L’idée est de lan­cer la construc­tion de notre pre­mier pro­to­type à l’échelle d’un site indus­triel à par­tir de 2030. Enfin, nous pré­voyons de recru­ter dès l’année pro­chaine pour ren­for­cer notre équipe qui compte déjà une quin­zaine de per­sonnes. L’idée étant d’atteindre la tren­taine d’ingénieurs fin 2025. 

En parallèle, vous ambitionnez de créer une alliance européenne pour accélérer l’électrification et la décarbonation des usages et des industries les plus énergivores. Qu’en est-il ? 

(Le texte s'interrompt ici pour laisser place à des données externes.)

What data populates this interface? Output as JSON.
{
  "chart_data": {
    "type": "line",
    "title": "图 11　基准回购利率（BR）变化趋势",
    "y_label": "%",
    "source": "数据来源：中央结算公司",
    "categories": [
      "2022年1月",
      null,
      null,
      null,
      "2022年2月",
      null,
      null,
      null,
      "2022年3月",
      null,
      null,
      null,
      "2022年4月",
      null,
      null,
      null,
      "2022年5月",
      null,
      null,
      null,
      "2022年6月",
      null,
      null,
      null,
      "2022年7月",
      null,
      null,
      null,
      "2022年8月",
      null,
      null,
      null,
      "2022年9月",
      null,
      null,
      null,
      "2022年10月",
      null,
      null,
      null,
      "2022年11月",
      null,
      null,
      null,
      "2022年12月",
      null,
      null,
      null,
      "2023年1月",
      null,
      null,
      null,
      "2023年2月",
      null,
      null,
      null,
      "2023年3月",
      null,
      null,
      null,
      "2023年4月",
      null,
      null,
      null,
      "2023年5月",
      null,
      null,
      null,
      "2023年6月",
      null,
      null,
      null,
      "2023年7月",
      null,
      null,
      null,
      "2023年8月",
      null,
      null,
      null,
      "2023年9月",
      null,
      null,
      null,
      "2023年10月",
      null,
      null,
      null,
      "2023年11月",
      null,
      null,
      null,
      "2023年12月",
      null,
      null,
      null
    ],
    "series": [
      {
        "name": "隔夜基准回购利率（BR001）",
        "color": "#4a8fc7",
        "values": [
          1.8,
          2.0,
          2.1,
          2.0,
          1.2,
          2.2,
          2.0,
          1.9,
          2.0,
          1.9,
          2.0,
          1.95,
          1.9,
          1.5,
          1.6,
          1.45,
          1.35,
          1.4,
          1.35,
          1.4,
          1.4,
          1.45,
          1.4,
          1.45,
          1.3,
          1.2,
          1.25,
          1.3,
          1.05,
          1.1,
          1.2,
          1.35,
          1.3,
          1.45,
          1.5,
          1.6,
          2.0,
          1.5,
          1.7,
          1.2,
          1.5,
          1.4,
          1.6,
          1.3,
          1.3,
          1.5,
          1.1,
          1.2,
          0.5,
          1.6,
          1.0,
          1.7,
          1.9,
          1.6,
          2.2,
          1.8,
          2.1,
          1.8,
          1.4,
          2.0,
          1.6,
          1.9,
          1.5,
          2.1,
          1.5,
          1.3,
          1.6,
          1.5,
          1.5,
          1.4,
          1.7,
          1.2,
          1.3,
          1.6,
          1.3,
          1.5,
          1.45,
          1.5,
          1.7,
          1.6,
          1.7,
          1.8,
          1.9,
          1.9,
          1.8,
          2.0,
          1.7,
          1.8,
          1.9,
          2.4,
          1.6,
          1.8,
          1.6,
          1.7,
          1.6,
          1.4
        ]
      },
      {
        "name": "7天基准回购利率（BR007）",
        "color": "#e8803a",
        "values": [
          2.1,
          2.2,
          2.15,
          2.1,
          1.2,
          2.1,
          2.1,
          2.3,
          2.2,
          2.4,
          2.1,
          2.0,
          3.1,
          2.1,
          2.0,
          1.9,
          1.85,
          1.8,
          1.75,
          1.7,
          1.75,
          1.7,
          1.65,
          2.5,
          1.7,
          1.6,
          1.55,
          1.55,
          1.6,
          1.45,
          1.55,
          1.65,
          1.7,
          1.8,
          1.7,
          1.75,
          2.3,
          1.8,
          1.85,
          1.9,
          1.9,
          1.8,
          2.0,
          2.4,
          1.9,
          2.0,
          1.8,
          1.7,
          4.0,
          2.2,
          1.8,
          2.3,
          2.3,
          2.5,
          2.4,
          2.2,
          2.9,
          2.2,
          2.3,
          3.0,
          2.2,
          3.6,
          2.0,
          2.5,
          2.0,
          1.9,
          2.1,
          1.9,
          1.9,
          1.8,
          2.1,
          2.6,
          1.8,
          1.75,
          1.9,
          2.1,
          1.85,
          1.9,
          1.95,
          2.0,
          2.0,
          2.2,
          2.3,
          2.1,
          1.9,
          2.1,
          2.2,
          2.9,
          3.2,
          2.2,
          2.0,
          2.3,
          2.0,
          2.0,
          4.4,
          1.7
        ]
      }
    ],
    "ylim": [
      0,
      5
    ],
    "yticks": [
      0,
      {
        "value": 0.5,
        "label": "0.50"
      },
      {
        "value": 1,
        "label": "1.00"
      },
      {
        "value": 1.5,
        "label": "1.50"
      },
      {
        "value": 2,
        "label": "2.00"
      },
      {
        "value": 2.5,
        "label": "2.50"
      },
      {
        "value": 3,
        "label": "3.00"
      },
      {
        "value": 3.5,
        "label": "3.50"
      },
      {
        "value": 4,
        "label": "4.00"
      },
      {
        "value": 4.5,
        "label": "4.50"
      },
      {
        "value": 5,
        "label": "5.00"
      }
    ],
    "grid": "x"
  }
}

Nous avons, en effet, opté pour un modèle où Stel­la­ria a voca­tion à déve­lop­per un éco­sys­tème de par­te­naires pour cou­vrir tous les maillons de la chaîne de valeur. Dans le cadre de cette alliance indus­trielle, Stel­la­ria est posi­tion­née sur l’îlot nucléaire, Tech­nip Ener­gies et Schnei­der Elec­tric, qui sont entrés au capi­tal de la socié­té, le sont sur l’îlot conven­tion­nel. Ora­no couvre la par­tie com­bus­tible (appro­vi­sion­ne­ment et retrai­te­ment) et le CEA a la charge de la dimen­sion R&D. Enfin, l’idée est aus­si de nous appuyer sur de nou­veaux acteurs fran­çais et euro­péens pour le déve­lop­pe­ment à l’échelle continentale.